Tuesday, October 7, 2008

Same Old Sad Song

The economic crisis is affecting everyone, not just the people about to lose their homes, or the Wall Street tycoons who may not be able to give solid gold backscratchers to all of their servants this Christmas. I certainly am feeling it. I feel when I buy gas, or groceries, or even wine (god forbid). I feel it when I see friends lose jobs, and not find new ones immediately, because no one is hiring. I feel it when I look at my 401k and see it has fallen by 15 percent in a month. But, mostly, I feel it because it has made my job boring.

Now, first off let me say I am thankful to even have a job. They have been threatening to replace me with a typing monkey for years -- a mute one that won't take vacations. But I am soooo tired about writing about the economy. Every day writing the same words, in basically the same order, telling the viewer the same thing -- grab your ankles, because you are fucked.

I try to make it interesting. I substitute the word "rescue" for the word "bailout," the word "deal" for "package, " the word "'motherfuckers" for "Wall Street CEOs." But it doesn't get any better. Sisyphus would have quit by now and gone back to the rock. And it isn't going to get better any time soon. For at least the next two months I will be reporting the same story, only it may get worse and worse.

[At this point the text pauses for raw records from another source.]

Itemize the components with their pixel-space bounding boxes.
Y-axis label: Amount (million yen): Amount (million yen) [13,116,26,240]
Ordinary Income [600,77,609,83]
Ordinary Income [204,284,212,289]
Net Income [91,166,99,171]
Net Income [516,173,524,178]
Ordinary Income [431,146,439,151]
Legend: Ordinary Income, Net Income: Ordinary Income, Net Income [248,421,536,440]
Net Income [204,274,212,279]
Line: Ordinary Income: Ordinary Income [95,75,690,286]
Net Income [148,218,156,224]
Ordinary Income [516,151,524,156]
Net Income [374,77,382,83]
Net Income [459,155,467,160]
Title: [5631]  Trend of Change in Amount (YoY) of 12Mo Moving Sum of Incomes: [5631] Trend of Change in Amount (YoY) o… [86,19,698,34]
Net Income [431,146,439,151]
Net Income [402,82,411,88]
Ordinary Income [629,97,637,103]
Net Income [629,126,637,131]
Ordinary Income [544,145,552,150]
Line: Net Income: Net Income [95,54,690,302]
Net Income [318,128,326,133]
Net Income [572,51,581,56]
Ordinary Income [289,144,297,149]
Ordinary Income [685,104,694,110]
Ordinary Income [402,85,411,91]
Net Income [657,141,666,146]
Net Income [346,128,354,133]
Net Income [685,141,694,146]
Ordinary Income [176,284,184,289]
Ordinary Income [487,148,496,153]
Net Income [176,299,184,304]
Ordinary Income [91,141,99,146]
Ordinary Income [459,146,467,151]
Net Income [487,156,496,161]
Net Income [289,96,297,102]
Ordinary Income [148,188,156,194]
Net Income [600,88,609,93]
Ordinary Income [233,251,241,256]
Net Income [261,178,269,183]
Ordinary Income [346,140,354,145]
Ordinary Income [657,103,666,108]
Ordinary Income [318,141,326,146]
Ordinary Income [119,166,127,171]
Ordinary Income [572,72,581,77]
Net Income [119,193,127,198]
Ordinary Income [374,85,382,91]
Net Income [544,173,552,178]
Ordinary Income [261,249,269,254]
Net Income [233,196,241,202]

Honestly, I am beginning to understand why people prefer to be ill informed. Being informed is painful. And trying to inform people? While making it understandable? And somewhat interesting? Yeesh. It makes me wish for fires, or natural disasters. Not really bad one where people get hurt, but ones where enough damage is done that it's interesting. Damage covered by insurance, of course, Wait, insurance companies could be going bankrupt because of the economic crisis. DAMN YOU WALL STREET!!!!

The Presidential candidates could make things easier for me, but they don't seem to understand that we live in a digital age where every speech they make is transmitting across the country. If McCain and Obama would just change up their speeches, and give me more to work with, that would be great. But they don't. They both say the same things, in the same inflections, at every rally, speech, ribbon cutting, and baby kissing. A great 15 second sound bit is wonderful -- for 15 seconds. After that, I have no use for it -- and I have to fill an hour. I'm telling you, I might vote Republican if McCain starts changing it up. I know Palin can't, they only record her voice track once a day -- like Teddy Ruxpin.

I'm a little worried that I am going to "go postal" in the television sense and start making things up. Or start setting little fires. Or start using items off Perez Hilton. A whole block about how Lindsey Lohan was kidnapped by lesbian aliens, who may or may not be responsible for the blaze burning by the Great Salt Lake. At least I would enjoy writing it. That story wouldn't include the word "bailout."

1 comments:

Amanda said...

It would be fun to watch the more titanium-rod anchors read a Perez Hilton bit.